Presenter(s)
2018 ISIT Tutorial
6/17/18
What Do We Know About Matrix Estimation?
Christina Lee Yu and Devavrat Shah
Abstract
The task of estimating matrix based on its noisy, partial observation has emerged as the canonical challenge across a variety of fields spanning Inference, Machine Learning and Statistics
over the past decade or so.
Popularized examples abound, including Recommendation systems, Asymptotic Graph Theory (e.g. Graphons), Network Science (e.g. Community Detection), Social Data Processing (e.g. Ranking and Crowd Sourcing), Causal Inference (e.g. Synthetic Control), Panel Data Analysis, Bio-informatics (e.g. DNA sequencing) and more.

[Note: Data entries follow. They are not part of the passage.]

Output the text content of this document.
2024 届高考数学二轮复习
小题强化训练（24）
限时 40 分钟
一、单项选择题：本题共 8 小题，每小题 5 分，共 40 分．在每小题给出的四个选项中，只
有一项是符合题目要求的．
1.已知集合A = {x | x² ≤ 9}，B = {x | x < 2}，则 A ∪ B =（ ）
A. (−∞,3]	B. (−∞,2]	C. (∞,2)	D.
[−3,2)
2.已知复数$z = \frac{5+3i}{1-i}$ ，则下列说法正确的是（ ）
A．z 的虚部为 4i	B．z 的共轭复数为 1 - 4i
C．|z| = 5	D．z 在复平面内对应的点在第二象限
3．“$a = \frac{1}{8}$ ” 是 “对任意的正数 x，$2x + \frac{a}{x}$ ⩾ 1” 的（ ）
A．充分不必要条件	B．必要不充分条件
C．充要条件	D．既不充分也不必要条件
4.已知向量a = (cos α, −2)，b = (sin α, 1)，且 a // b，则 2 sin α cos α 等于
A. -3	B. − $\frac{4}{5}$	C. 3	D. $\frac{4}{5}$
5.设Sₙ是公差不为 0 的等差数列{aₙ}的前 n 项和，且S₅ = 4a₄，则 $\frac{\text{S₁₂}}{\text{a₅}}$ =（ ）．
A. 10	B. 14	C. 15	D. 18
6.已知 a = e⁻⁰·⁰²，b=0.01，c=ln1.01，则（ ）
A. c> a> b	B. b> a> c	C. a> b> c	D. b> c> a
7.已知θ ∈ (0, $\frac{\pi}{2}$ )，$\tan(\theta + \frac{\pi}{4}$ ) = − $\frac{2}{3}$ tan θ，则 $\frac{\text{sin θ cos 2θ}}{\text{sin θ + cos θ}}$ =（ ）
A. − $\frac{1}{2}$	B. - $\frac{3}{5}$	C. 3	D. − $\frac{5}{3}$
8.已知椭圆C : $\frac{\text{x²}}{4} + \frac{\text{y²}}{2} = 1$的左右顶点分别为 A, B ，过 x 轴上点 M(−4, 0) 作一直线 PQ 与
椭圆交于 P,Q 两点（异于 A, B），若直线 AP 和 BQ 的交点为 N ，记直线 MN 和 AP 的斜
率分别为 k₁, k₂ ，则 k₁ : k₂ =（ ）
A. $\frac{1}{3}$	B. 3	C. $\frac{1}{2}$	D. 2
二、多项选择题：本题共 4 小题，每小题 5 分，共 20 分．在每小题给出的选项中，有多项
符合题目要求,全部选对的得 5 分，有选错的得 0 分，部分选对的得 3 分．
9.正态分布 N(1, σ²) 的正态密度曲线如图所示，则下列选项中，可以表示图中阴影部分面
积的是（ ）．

The purpose of this tutorial is to provide a comprehensive survey of various algorithmic and analytic approaches developed over the past decade across fields of information sciences, broadly defined. The goal is to ground these developments in the context of a “universal” model through connections with the theory of exchangeability (i.e. De Finetti (1937), Aldous and Hoover (1980s)). A particular attention will be paid to statistical and computational trade-off that arise in this class of problems. Open questions pertaining to conjectured fundamental limits and mysterious empirical algorithmic successes will be discussed.